Not every issue is as good as August 2009. February 2008 had an article titled “Transitions: Smoothing the Way for Students and Parents”. The overall layout was good. Pale artwork on a white background. Standard sans serif font, useful section headings. But the text was too pale – more dark gray than black. In fact, the whole issue was like that. It got frustrating fast. Plus, it was crazy with ads, and in some places, it was difficult to tell the article from the ad copy.

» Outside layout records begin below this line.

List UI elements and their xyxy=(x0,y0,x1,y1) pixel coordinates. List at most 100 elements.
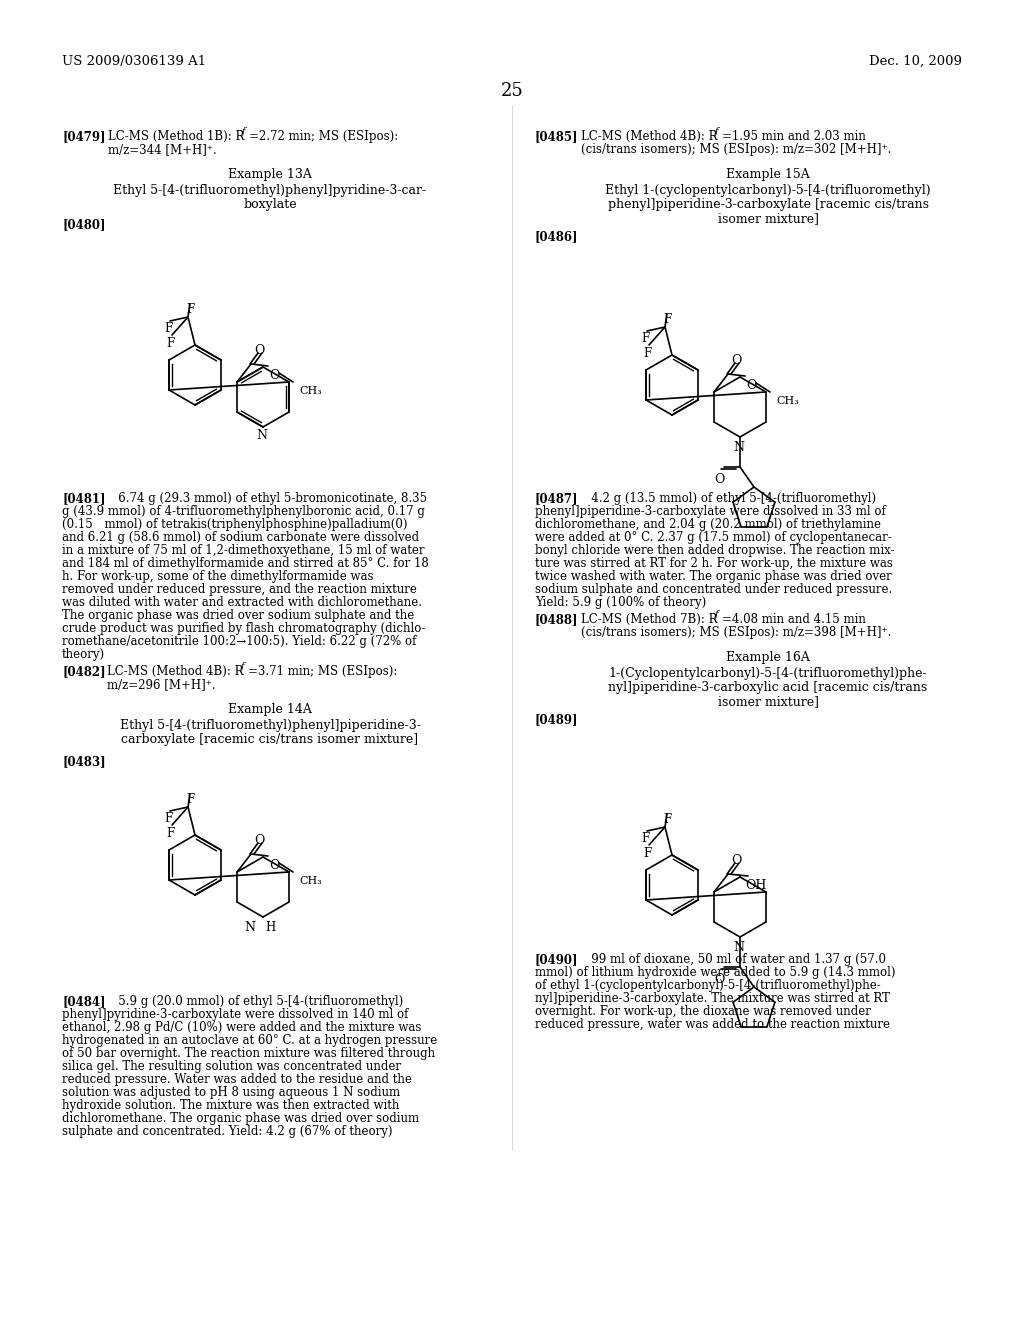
Text: nyl]piperidine-3-carboxylic acid [racemic cis/trans: nyl]piperidine-3-carboxylic acid [racemi… xyxy=(608,681,928,694)
Text: solution was adjusted to pH 8 using aqueous 1 N sodium: solution was adjusted to pH 8 using aque… xyxy=(62,1086,400,1100)
Text: O: O xyxy=(269,859,280,873)
Text: [0486]: [0486] xyxy=(535,230,579,243)
Text: Ethyl 5-[4-(trifluoromethyl)phenyl]pyridine-3-car-: Ethyl 5-[4-(trifluoromethyl)phenyl]pyrid… xyxy=(114,183,427,197)
Text: [0479]: [0479] xyxy=(62,129,105,143)
Text: 4.2 g (13.5 mmol) of ethyl 5-[4-(trifluoromethyl): 4.2 g (13.5 mmol) of ethyl 5-[4-(trifluo… xyxy=(580,492,877,506)
Text: [0485]: [0485] xyxy=(535,129,579,143)
Text: OH: OH xyxy=(745,879,767,892)
Text: LC-MS (Method 4B): R: LC-MS (Method 4B): R xyxy=(106,665,244,678)
Text: hydrogenated in an autoclave at 60° C. at a hydrogen pressure: hydrogenated in an autoclave at 60° C. a… xyxy=(62,1034,437,1047)
Text: F: F xyxy=(186,304,195,315)
Text: (cis/trans isomers); MS (ESIpos): m/z=398 [M+H]⁺.: (cis/trans isomers); MS (ESIpos): m/z=39… xyxy=(581,626,891,639)
Text: N: N xyxy=(256,429,267,442)
Text: O: O xyxy=(714,473,724,486)
Text: [0487]: [0487] xyxy=(535,492,579,506)
Text: Example 16A: Example 16A xyxy=(726,651,810,664)
Text: overnight. For work-up, the dioxane was removed under: overnight. For work-up, the dioxane was … xyxy=(535,1005,870,1018)
Text: h. For work-up, some of the dimethylformamide was: h. For work-up, some of the dimethylform… xyxy=(62,570,374,583)
Text: g (43.9 mmol) of 4-trifluoromethylphenylboronic acid, 0.17 g: g (43.9 mmol) of 4-trifluoromethylphenyl… xyxy=(62,506,425,517)
Text: phenyl]pyridine-3-carboxylate were dissolved in 140 ml of: phenyl]pyridine-3-carboxylate were disso… xyxy=(62,1008,409,1020)
Text: O: O xyxy=(731,854,741,867)
Text: isomer mixture]: isomer mixture] xyxy=(718,213,818,224)
Text: m/z=344 [M+H]⁺.: m/z=344 [M+H]⁺. xyxy=(108,143,217,156)
Text: sodium sulphate and concentrated under reduced pressure.: sodium sulphate and concentrated under r… xyxy=(535,583,892,597)
Text: (cis/trans isomers); MS (ESIpos): m/z=302 [M+H]⁺.: (cis/trans isomers); MS (ESIpos): m/z=30… xyxy=(581,143,891,156)
Text: silica gel. The resulting solution was concentrated under: silica gel. The resulting solution was c… xyxy=(62,1060,401,1073)
Text: romethane/acetonitrile 100:2→100:5). Yield: 6.22 g (72% of: romethane/acetonitrile 100:2→100:5). Yie… xyxy=(62,635,417,648)
Text: 25: 25 xyxy=(501,82,523,100)
Text: F: F xyxy=(663,813,671,826)
Text: Yield: 5.9 g (100% of theory): Yield: 5.9 g (100% of theory) xyxy=(535,597,707,609)
Text: and 184 ml of dimethylformamide and stirred at 85° C. for 18: and 184 ml of dimethylformamide and stir… xyxy=(62,557,429,570)
Text: (0.15 mmol) of tetrakis(triphenylphosphine)palladium(0): (0.15 mmol) of tetrakis(triphenylphosphi… xyxy=(62,517,408,531)
Text: twice washed with water. The organic phase was dried over: twice washed with water. The organic pha… xyxy=(535,570,892,583)
Text: F: F xyxy=(641,333,649,345)
Text: nyl]piperidine-3-carboxylate. The mixture was stirred at RT: nyl]piperidine-3-carboxylate. The mixtur… xyxy=(535,993,890,1005)
Text: N: N xyxy=(733,441,744,454)
Text: [0480]: [0480] xyxy=(62,218,105,231)
Text: ture was stirred at RT for 2 h. For work-up, the mixture was: ture was stirred at RT for 2 h. For work… xyxy=(535,557,893,570)
Text: f: f xyxy=(715,127,719,136)
Text: US 2009/0306139 A1: US 2009/0306139 A1 xyxy=(62,55,206,69)
Text: CH₃: CH₃ xyxy=(300,876,323,886)
Text: removed under reduced pressure, and the reaction mixture: removed under reduced pressure, and the … xyxy=(62,583,417,597)
Text: =3.71 min; MS (ESIpos):: =3.71 min; MS (ESIpos): xyxy=(248,665,397,678)
Text: Example 14A: Example 14A xyxy=(228,704,312,715)
Text: dichloromethane, and 2.04 g (20.2 mmol) of triethylamine: dichloromethane, and 2.04 g (20.2 mmol) … xyxy=(535,517,881,531)
Text: f: f xyxy=(241,663,245,671)
Text: ethanol, 2.98 g Pd/C (10%) were added and the mixture was: ethanol, 2.98 g Pd/C (10%) were added an… xyxy=(62,1020,421,1034)
Text: F: F xyxy=(166,337,174,350)
Text: F: F xyxy=(164,812,172,825)
Text: O: O xyxy=(731,354,741,367)
Text: =4.08 min and 4.15 min: =4.08 min and 4.15 min xyxy=(722,612,866,626)
Text: Example 15A: Example 15A xyxy=(726,168,810,181)
Text: F: F xyxy=(641,832,649,845)
Text: N: N xyxy=(244,921,255,935)
Text: bonyl chloride were then added dropwise. The reaction mix-: bonyl chloride were then added dropwise.… xyxy=(535,544,895,557)
Text: phenyl]piperidine-3-carboxylate were dissolved in 33 ml of: phenyl]piperidine-3-carboxylate were dis… xyxy=(535,506,886,517)
Text: Ethyl 5-[4-(trifluoromethyl)phenyl]piperidine-3-: Ethyl 5-[4-(trifluoromethyl)phenyl]piper… xyxy=(120,719,421,733)
Text: [0482]: [0482] xyxy=(62,665,105,678)
Text: [0490]: [0490] xyxy=(535,953,579,966)
Text: F: F xyxy=(186,793,195,807)
Text: F: F xyxy=(643,347,651,360)
Text: was diluted with water and extracted with dichloromethane.: was diluted with water and extracted wit… xyxy=(62,597,422,609)
Text: 6.74 g (29.3 mmol) of ethyl 5-bromonicotinate, 8.35: 6.74 g (29.3 mmol) of ethyl 5-bromonicot… xyxy=(106,492,427,506)
Text: and 6.21 g (58.6 mmol) of sodium carbonate were dissolved: and 6.21 g (58.6 mmol) of sodium carbona… xyxy=(62,531,419,544)
Text: CH₃: CH₃ xyxy=(300,385,323,396)
Text: of ethyl 1-(cyclopentylcarbonyl)-5-[4-(trifluoromethyl)phe-: of ethyl 1-(cyclopentylcarbonyl)-5-[4-(t… xyxy=(535,979,881,993)
Text: Example 13A: Example 13A xyxy=(228,168,312,181)
Text: O: O xyxy=(254,834,264,847)
Text: m/z=296 [M+H]⁺.: m/z=296 [M+H]⁺. xyxy=(106,678,216,690)
Text: reduced pressure. Water was added to the residue and the: reduced pressure. Water was added to the… xyxy=(62,1073,412,1086)
Text: F: F xyxy=(643,847,651,861)
Text: reduced pressure, water was added to the reaction mixture: reduced pressure, water was added to the… xyxy=(535,1018,890,1031)
Text: 99 ml of dioxane, 50 ml of water and 1.37 g (57.0: 99 ml of dioxane, 50 ml of water and 1.3… xyxy=(580,953,886,966)
Text: dichloromethane. The organic phase was dried over sodium: dichloromethane. The organic phase was d… xyxy=(62,1111,419,1125)
Text: phenyl]piperidine-3-carboxylate [racemic cis/trans: phenyl]piperidine-3-carboxylate [racemic… xyxy=(607,198,929,211)
Text: boxylate: boxylate xyxy=(243,198,297,211)
Text: O: O xyxy=(714,973,724,986)
Text: =1.95 min and 2.03 min: =1.95 min and 2.03 min xyxy=(722,129,866,143)
Text: isomer mixture]: isomer mixture] xyxy=(718,696,818,708)
Text: F: F xyxy=(166,828,174,840)
Text: [0481]: [0481] xyxy=(62,492,105,506)
Text: 1-(Cyclopentylcarbonyl)-5-[4-(trifluoromethyl)phe-: 1-(Cyclopentylcarbonyl)-5-[4-(trifluorom… xyxy=(608,667,928,680)
Text: theory): theory) xyxy=(62,648,105,661)
Text: H: H xyxy=(265,921,275,935)
Text: Dec. 10, 2009: Dec. 10, 2009 xyxy=(869,55,962,69)
Text: sulphate and concentrated. Yield: 4.2 g (67% of theory): sulphate and concentrated. Yield: 4.2 g … xyxy=(62,1125,392,1138)
Text: O: O xyxy=(254,345,264,356)
Text: N: N xyxy=(733,941,744,954)
Text: [0489]: [0489] xyxy=(535,713,579,726)
Text: crude product was purified by flash chromatography (dichlo-: crude product was purified by flash chro… xyxy=(62,622,425,635)
Text: LC-MS (Method 4B): R: LC-MS (Method 4B): R xyxy=(581,129,718,143)
Text: The organic phase was dried over sodium sulphate and the: The organic phase was dried over sodium … xyxy=(62,609,415,622)
Text: LC-MS (Method 7B): R: LC-MS (Method 7B): R xyxy=(581,612,718,626)
Text: were added at 0° C. 2.37 g (17.5 mmol) of cyclopentanecar-: were added at 0° C. 2.37 g (17.5 mmol) o… xyxy=(535,531,892,544)
Text: 5.9 g (20.0 mmol) of ethyl 5-[4-(trifluoromethyl): 5.9 g (20.0 mmol) of ethyl 5-[4-(trifluo… xyxy=(106,995,403,1008)
Text: [0484]: [0484] xyxy=(62,995,105,1008)
Text: [0483]: [0483] xyxy=(62,755,105,768)
Text: O: O xyxy=(745,379,756,392)
Text: carboxylate [racemic cis/trans isomer mixture]: carboxylate [racemic cis/trans isomer mi… xyxy=(122,733,419,746)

On top of all that, the paper is excellent quality, so excellent, so slick, so glossy…too glossy, too slick, don’t read it under direct light or you’ll get cataracts – if you can hold on to it to begin with.

Some of my fav articles:

§ “Teaching Vocabulary: Work Smarter, Not Harder.” Wormeli, Rick. February 2008.

§ “Getting to Know You: Mixing It Up at Lunch”. Patersin, Jim. February 2008.

§ “Lifelong Study Strategies for Middle Grades Learners”. Misulis, Katherine. August 2009.

§ “Emotional Intelligence and Effective Leaders”. Beavers, Michelle. August 2009.

§ “Thinking Skills: The Board Game”. Bower, David. October 2007.

§ “Don’t Listen: Advice That May Kill Your Classroom”. October 2007.

§ “Taming The Tardies: Every Minute Counts”. October 2007. Sprick, Randy and Daniels, K.

§ “What’s in Your iPod? Mixing Music and Meaning”. Marcus, Jaime. August 2008.

§ “The ‘Absolutes’ of Vocabulary Instruction”. Wood, Karen and Harmon, Janis.

§ “Essential Questions: Mining for Understanding”. Dunbar, Folwell

§ February 2009: Incorporation art and music across the curriculum.

§ “News to Use” section in every issue.

I almost never read the editor’s note. The same with the executive director’s note. Just a personal choice. I haven’t analyzed why I flip through those pages with nary a glance. Although, now that I think about it, that type of audience-specific/location-specific writing might be a useful writing lesson.

You get your money’s worth out of this journal. One of its strengths is that is covers practices and techniques for all subjects. Philosophically, its content is strongly cross-curricular. Also, not only does it cover pedagogy, but offers helpful articles on professionalism, first-year survival and teacher retention, and not just administrative practices, but leadership by administration, teachers AND students. The ads aren’t too overwhelming, but they are loud and frequent.